Не верю!
– Ну, это уж точно из области фантастики. Сельской. Простите, но ну никак не могу в это поверить! Вы верите в кентавров? Вот! И мне в эту историю, то ли благочестивую, то ли еще какую, но в любом случае странную, никак не верится.
– Но, отец Серафим, эту историю я своими ушами слышал: местные бабушки рассказывали.
– Ах бабушки! Понятно. А на коврах-самолетах эти бабушки не летают над тайгой за грибами и клюквой? Или в ступе? В это, кстати, мне проще было бы поверить.
Мы посмеялись. Засмеялись и все те, кто был в приходском доме. Действительно, история более чем неправдоподобная. Оказывается, храм здесь, в селе Усть-Печеньге, на берегу Сухоны, что в Вологодской области, не только не был разрушен в годы гонений. Более того: здесь сохранился и дивный мраморный иконостас, и старые иконы, и фрески. Сюда приносили даже иконы, спасенные от большевиков, из других, оскверненных и разрушенных ими в округе храмов. Как такое могло случиться? Как могла сохраниться в годы лютых гонений в целости и сохранности эта церковь – такая, которая в точности, наверное, подходит к песне иеромонаха Романа (Матюшина) «Белый храм над рекою»? Крутой берег северной реки, кругом тайга, мощное небо, и над всем этим великолепием природы – скромная церковь, достойно смотрящая вдаль. Хитрющие тотемские бабушки придумали в советское время такое объяснение чуду сохранения церкви: оказывается-де, местный настоятель учился в одном классе гимназии с… сейчас не смейтесь… Владимиром Ильичом Ульяновым, и, когда храмы стали рушить, он-де написал вождю мирового пролетариата письмо, и тот, получив его, запретил-де большевикам наносить какой-либо вред храму.
Смешно, конечно, но хоть какое-то объяснение. Сидя в приходском домике, мы пытались придумать какое-то свое. Кто-то предположил, что церковь просто «забыли» разрушить, «не заметили» в общем кровавом хаосе – ага, чтобы так вот взяли и «забыли», так сразу и поверили. Кругом все храмы разорены, ни одного целого не осталось, а тут – «забыли» – не верим! Кто-то подумал, что имела место декларативная «веротерпимость» большевиков: они ж говорили, что гонений никаких не проводят, просто «оптимизируют» – вот и оставили одну-единственную церковь, разрушив все остальные, а сюда со всего севера народ на службы и собирался. Что ж, более вероятно. Но самая здравая мысль, похоже, пришла опять-таки одной из хитрющих тотемских бабушек: «Цево тут сидите-гадаете? Чудо было – дак и всё тут. Так с чудом-от и жили всё время. Само главно, этта, чтобы не начудить – товды и чудеса будут от Бога».

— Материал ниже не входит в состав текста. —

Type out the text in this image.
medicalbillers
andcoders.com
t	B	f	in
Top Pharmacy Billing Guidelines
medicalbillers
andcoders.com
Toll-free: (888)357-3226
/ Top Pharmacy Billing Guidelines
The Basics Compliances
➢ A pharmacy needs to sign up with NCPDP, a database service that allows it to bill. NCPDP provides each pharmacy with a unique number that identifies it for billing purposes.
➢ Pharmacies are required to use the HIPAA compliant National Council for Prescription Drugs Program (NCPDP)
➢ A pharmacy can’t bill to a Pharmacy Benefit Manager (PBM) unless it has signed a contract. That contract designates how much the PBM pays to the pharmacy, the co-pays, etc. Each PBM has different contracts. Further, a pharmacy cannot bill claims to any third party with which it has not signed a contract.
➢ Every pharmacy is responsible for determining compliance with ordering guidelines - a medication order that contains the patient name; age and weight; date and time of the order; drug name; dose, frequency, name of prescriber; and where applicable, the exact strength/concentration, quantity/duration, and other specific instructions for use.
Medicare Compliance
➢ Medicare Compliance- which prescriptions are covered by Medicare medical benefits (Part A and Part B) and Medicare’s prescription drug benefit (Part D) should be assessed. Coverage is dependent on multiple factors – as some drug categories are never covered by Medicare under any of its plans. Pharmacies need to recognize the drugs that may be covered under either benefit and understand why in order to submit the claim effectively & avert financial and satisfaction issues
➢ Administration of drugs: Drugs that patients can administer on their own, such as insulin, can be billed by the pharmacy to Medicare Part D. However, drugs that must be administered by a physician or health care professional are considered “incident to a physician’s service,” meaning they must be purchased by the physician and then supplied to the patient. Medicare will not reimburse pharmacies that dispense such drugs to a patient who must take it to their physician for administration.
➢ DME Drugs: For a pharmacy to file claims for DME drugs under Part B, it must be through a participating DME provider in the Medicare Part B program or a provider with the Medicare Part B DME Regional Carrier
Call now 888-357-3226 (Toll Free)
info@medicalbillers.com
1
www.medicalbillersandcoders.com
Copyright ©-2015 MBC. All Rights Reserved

Чудо Покрова Богородицы и слезы на Пасху
То, что Покровский храм пережил десятилетия гонений, можно назвать чудом
В общем, все согласились: то, что Покровский храм пережил десятилетия гонений, можно назвать чудом. Построен в начале XVII века на средства местных жителей и благотворителей – тотемских купцов Волокитиных; затем вклады сюда делали московские князья Пожарские, при их же поддержке были устроены здесь и мраморные иконостасы. В начале прошлого века, в 1912 году, епископом Вологодским и Тотемским Александром (Трапицыным) был освящен престол левого придела храма во имя Всех святых. А архиепископ Александр пострадал в 1938 году от безбожной власти – прославлен в чине новомучеников и исповедников Российских.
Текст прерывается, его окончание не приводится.